Sony a annoncé en décembre 2003 sa décision de sous-traiter la production de ses graveurs DVD multiformats simple couche. Les graveurs DVD-R/W et DVD+R/W de la firme nippone ne seront plus équipés de mécaniques conçues par elle, mais fabriquées par d’autres entreprises spécialisées dans le cassage des prix. Quelques jours plus tard, Sony a officieusement fait savoir, par sa filiale allemande, qu’un graveur DVD multicouche, permettant de graver des disques contenant 8,5go (voire 9,4go ?), serait commercialisé en avril 2004.
Sony a donc fait un calcul simple : depuis un an, le prix des graveurs DVD a baissé si rapidement que les marges réalisées sur la vente des produits ont diminué. Les baisses de prix de vente ont vraisemblablement été plus rapides que la baisse des coûts de fabrication, en raison d’une concurrence fortement accrue. Sony était en effet entré après Pionneer sur le marché des graveurs DVD, avec le premier graveur multiformats (voir plus bas), mais les deux pionniers ont rapidement été rejoints par Nec, Liteon ou Asus.
Le prix de vente moyen d’un graveur de DVD est de 150 euros.
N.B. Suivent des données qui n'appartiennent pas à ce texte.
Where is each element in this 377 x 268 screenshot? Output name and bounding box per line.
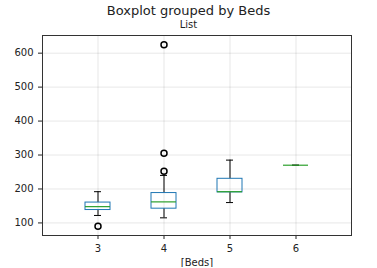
svg-text:100: 100 [14,217,33,228]
svg-text:4: 4 [161,243,167,254]
svg-text:3: 3 [95,243,101,254]
svg-text:200: 200 [14,183,33,194]
html-text:Boxplot grouped by Beds: Boxplot grouped by Beds [106,3,271,18]
svg-text:6: 6 [293,243,299,254]
svg-text:400: 400 [14,115,33,126]
svg-text:600: 600 [14,47,33,58]
html-text:List: List [179,19,198,30]
svg-text:500: 500 [14,81,33,92]
svg-text:5: 5 [227,243,233,254]
svg-text:300: 300 [14,149,33,160]
svg-text:[Beds]: [Beds] [181,257,213,268]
C’est à ce niveau de prix que le marché des graveurs de CD s’est véritablement ouvert au grand public. La même dynamique se met en place pour ce qui est des DVD.
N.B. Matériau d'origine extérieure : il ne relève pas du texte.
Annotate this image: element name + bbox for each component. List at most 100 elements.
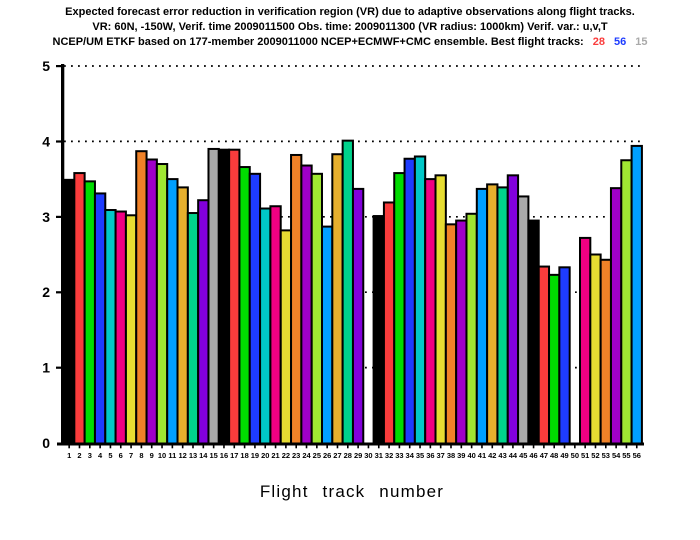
x-tick-label-14: 14 xyxy=(199,451,208,460)
x-tick-54 xyxy=(615,445,617,449)
x-tick-label-42: 42 xyxy=(488,451,496,460)
x-tick-14 xyxy=(202,445,205,449)
x-tick-55 xyxy=(625,445,628,449)
bar-track-37 xyxy=(434,174,447,446)
x-tick-label-45: 45 xyxy=(519,451,527,460)
x-tick-20 xyxy=(264,445,267,449)
x-tick-label-31: 31 xyxy=(375,451,383,460)
x-tick-label-47: 47 xyxy=(540,451,548,460)
y-tick-label-5: 5 xyxy=(42,58,50,74)
x-tick-label-35: 35 xyxy=(416,451,424,460)
title-line-1: Expected forecast error reduction in ver… xyxy=(65,6,635,18)
x-tick-label-52: 52 xyxy=(591,451,599,460)
bar-track-52 xyxy=(589,253,602,446)
x-tick-23 xyxy=(295,445,297,449)
x-tick-30 xyxy=(367,445,370,449)
x-tick-label-22: 22 xyxy=(282,451,290,460)
x-tick-label-13: 13 xyxy=(189,451,197,460)
bar-track-55 xyxy=(620,159,633,446)
bar-track-14 xyxy=(197,199,210,446)
x-tick-label-11: 11 xyxy=(168,451,176,460)
bar-track-32 xyxy=(382,201,396,446)
x-tick-label-10: 10 xyxy=(158,451,166,460)
bar-track-20 xyxy=(259,207,272,446)
x-tick-label-41: 41 xyxy=(478,451,486,460)
bar-track-19 xyxy=(248,172,262,446)
x-tick-11 xyxy=(171,445,174,449)
x-tick-10 xyxy=(161,445,163,449)
bar-track-8 xyxy=(135,150,148,446)
x-tick-27 xyxy=(336,445,339,449)
x-tick-37 xyxy=(439,445,442,449)
x-tick-51 xyxy=(584,445,586,449)
x-tick-16 xyxy=(223,445,225,449)
x-tick-label-55: 55 xyxy=(622,451,630,460)
x-tick-32 xyxy=(388,445,390,449)
bar-track-12 xyxy=(176,186,189,446)
x-tick-43 xyxy=(501,445,504,449)
bar-track-29 xyxy=(351,187,365,446)
x-tick-12 xyxy=(181,445,184,449)
x-tick-2 xyxy=(78,445,81,449)
x-tick-label-27: 27 xyxy=(333,451,341,460)
bar-track-46 xyxy=(527,219,540,446)
x-tick-label-5: 5 xyxy=(108,451,112,460)
x-tick-label-16: 16 xyxy=(220,451,228,460)
x-tick-label-17: 17 xyxy=(230,451,238,460)
bar-track-43 xyxy=(496,186,509,446)
y-tick-2 xyxy=(56,291,62,294)
x-tick-label-39: 39 xyxy=(457,451,465,460)
bar-track-3 xyxy=(83,180,96,446)
x-tick-label-29: 29 xyxy=(354,451,362,460)
x-tick-label-43: 43 xyxy=(498,451,506,460)
x-tick-49 xyxy=(563,445,566,449)
x-tick-7 xyxy=(130,445,132,449)
x-tick-34 xyxy=(408,445,411,449)
bar-track-47 xyxy=(537,265,551,446)
bar-track-27 xyxy=(331,153,344,446)
bar-track-11 xyxy=(166,178,179,446)
bar-track-49 xyxy=(558,266,571,446)
bar-track-6 xyxy=(114,210,127,446)
x-tick-22 xyxy=(285,445,287,449)
x-tick-label-49: 49 xyxy=(560,451,568,460)
x-tick-36 xyxy=(429,445,432,449)
bar-track-9 xyxy=(145,158,158,446)
bar-track-26 xyxy=(321,225,334,446)
bar-track-13 xyxy=(186,212,200,446)
bar-track-45 xyxy=(517,195,530,446)
x-tick-label-18: 18 xyxy=(240,451,248,460)
x-tick-25 xyxy=(316,445,318,449)
bar-track-36 xyxy=(424,178,437,446)
x-tick-39 xyxy=(460,445,463,449)
y-tick-4 xyxy=(56,140,62,143)
bar-track-1 xyxy=(63,178,76,446)
x-tick-44 xyxy=(512,445,514,449)
y-tick-label-2: 2 xyxy=(42,284,50,300)
best-track-56: 56 xyxy=(613,36,627,48)
x-tick-41 xyxy=(481,445,483,449)
bar-track-22 xyxy=(279,229,293,446)
x-tick-label-8: 8 xyxy=(139,451,143,460)
x-tick-24 xyxy=(305,445,308,449)
bar-track-31 xyxy=(372,215,385,446)
x-tick-label-9: 9 xyxy=(150,451,154,460)
x-tick-1 xyxy=(68,445,70,449)
x-tick-label-33: 33 xyxy=(395,451,403,460)
x-tick-label-20: 20 xyxy=(261,451,269,460)
x-tick-label-56: 56 xyxy=(633,451,641,460)
bar-track-34 xyxy=(403,157,416,446)
bar-track-18 xyxy=(238,166,251,446)
x-tick-48 xyxy=(553,445,555,449)
x-tick-label-24: 24 xyxy=(302,451,311,460)
bar-track-2 xyxy=(73,172,86,446)
bar-track-23 xyxy=(290,153,303,446)
y-axis-line xyxy=(61,64,65,445)
x-tick-label-21: 21 xyxy=(271,451,279,460)
x-tick-label-32: 32 xyxy=(385,451,393,460)
x-tick-label-25: 25 xyxy=(313,451,321,460)
y-tick-1 xyxy=(56,366,62,369)
x-tick-53 xyxy=(605,445,607,449)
Dès lors, Sony souhaite reconstituer ses marges bénéficiaires par une double mesure :
la sous-traitance des produits peu innovants,
pour se concentrer sur les produits innovants.
Cette décision témoigne du développement de nouveaux produits pour les professionnels, c’est-à-dire d’une segmentation nouvelle du marché.
La guerre des formats : DVD-R contre DVD+R et DVD-RW contre DVD+RW
Outre cette segmentation de l’offre, une dynamique essentielle du marché tient à l’affrontement entre deux standards.
Pionneer, constructeur historique, est le représentant le plus actif du consortium DVD-R/W. A l’inverse, Sony, Thomson et Yamaha défendent le standard DVD+R/W. Si le DVD-R/W est dans l’ensemble le moins cher à l’usage (en raison du prix des médias), le DVD+R/W supporte dans l’ensemble des vitesses supérieures de gravure, c’est-à-dire de meilleures performances.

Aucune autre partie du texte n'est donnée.